The Fall of Language in the Age of English - Minae Mizumura, Mari Yoshihara, Juliet Winters Carpenter If you are at all interested in: translation studies, linguistics, the history of Japanese language, the history of English language imperialism, the long-lasting effect the USA had on the state of Japanese language as a consequence of English language imperialism, the history of the concept of national language, the ways in which language is politicized... read this book.

I thoroughly enjoyed it, learned a LOT from it, and while I read a library copy, I'm hopefully going to get my own copy to have on hand to use as reference.

The translation by Yoshihara and Winters-Carpenter is absolutely beautiful, and despite some very minor things (mainly Japanese as a noun when it should be the adjective of a noun ("a Japanese" instead of "a Japanese person")), the English text has none of the 'tells' of being a Japanese translation many other translators mess up on.

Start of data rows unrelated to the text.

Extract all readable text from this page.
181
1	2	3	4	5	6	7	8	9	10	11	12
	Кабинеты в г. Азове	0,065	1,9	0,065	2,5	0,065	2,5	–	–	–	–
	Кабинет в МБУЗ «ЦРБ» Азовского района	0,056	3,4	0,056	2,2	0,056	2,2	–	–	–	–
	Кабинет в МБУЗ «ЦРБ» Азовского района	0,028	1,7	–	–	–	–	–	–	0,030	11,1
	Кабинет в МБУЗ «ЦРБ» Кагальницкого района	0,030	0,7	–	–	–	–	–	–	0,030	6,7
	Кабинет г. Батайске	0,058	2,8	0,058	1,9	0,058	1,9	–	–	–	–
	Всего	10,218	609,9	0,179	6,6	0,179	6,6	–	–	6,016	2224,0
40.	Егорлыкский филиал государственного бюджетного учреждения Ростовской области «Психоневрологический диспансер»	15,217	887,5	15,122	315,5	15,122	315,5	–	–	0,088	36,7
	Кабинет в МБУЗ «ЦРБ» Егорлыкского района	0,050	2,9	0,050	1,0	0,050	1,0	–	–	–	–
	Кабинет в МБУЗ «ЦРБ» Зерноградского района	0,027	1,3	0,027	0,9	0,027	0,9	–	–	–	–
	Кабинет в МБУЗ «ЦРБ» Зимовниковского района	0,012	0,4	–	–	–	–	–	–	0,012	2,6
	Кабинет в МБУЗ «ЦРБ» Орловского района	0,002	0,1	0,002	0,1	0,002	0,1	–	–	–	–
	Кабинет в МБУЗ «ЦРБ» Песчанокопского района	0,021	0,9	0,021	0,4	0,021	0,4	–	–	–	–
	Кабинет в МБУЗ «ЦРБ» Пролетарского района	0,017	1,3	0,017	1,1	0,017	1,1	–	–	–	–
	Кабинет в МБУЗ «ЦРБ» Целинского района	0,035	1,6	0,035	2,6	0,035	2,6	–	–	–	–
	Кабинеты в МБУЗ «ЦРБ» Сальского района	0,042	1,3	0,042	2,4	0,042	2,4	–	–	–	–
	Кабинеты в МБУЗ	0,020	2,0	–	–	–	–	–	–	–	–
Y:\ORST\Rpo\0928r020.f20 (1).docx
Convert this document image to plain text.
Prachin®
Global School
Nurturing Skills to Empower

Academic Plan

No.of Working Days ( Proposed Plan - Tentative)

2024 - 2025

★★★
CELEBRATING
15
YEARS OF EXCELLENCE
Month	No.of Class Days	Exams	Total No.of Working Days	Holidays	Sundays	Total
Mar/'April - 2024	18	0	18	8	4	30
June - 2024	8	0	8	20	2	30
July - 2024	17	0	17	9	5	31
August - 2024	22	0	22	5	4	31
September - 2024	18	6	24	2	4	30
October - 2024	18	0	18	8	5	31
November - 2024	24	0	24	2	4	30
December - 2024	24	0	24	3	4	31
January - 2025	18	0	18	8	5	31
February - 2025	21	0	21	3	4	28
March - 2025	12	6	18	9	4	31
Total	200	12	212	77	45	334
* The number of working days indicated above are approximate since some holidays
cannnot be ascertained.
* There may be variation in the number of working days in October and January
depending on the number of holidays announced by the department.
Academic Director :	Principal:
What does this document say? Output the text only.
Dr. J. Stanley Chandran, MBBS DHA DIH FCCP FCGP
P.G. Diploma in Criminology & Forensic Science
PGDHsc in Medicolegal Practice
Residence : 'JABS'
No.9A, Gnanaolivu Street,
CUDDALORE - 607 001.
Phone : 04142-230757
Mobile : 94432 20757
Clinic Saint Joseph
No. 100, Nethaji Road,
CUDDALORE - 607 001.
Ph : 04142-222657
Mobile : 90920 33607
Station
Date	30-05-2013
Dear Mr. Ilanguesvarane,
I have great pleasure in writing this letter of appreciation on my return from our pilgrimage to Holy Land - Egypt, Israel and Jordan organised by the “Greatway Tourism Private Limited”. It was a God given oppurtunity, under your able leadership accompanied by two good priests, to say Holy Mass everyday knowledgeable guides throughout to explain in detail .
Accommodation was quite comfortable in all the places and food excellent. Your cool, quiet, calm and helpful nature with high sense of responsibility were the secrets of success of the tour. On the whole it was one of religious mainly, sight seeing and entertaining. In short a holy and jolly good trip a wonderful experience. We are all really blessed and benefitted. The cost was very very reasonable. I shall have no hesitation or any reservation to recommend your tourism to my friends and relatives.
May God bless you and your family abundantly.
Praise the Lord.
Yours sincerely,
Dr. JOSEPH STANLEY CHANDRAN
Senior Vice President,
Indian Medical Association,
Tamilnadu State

The last few pages (around 180~200) were uncomfortable in that Mizumura really injected her personal politics into the writing, when she could have written more neutrally on the subjects. I also disagree with her assertion that being able to speak a language is what makes someone Japanese, or any group that could be applied to. There's more to ethnic and national identities than understanding a language, especially when it comes to nations that have more than one local language (Especially considering Japan has more local languages than simply Japanese, albeit not as widely spoken.)

I do agree with her conclusions at the end about the importance of learning foreign language as mandatory education, and that native English speakers need to especially learn foreign languages, and recognize the immense privilege brought by being a native speaker of the most widely spoken, and most globally important, universal languge.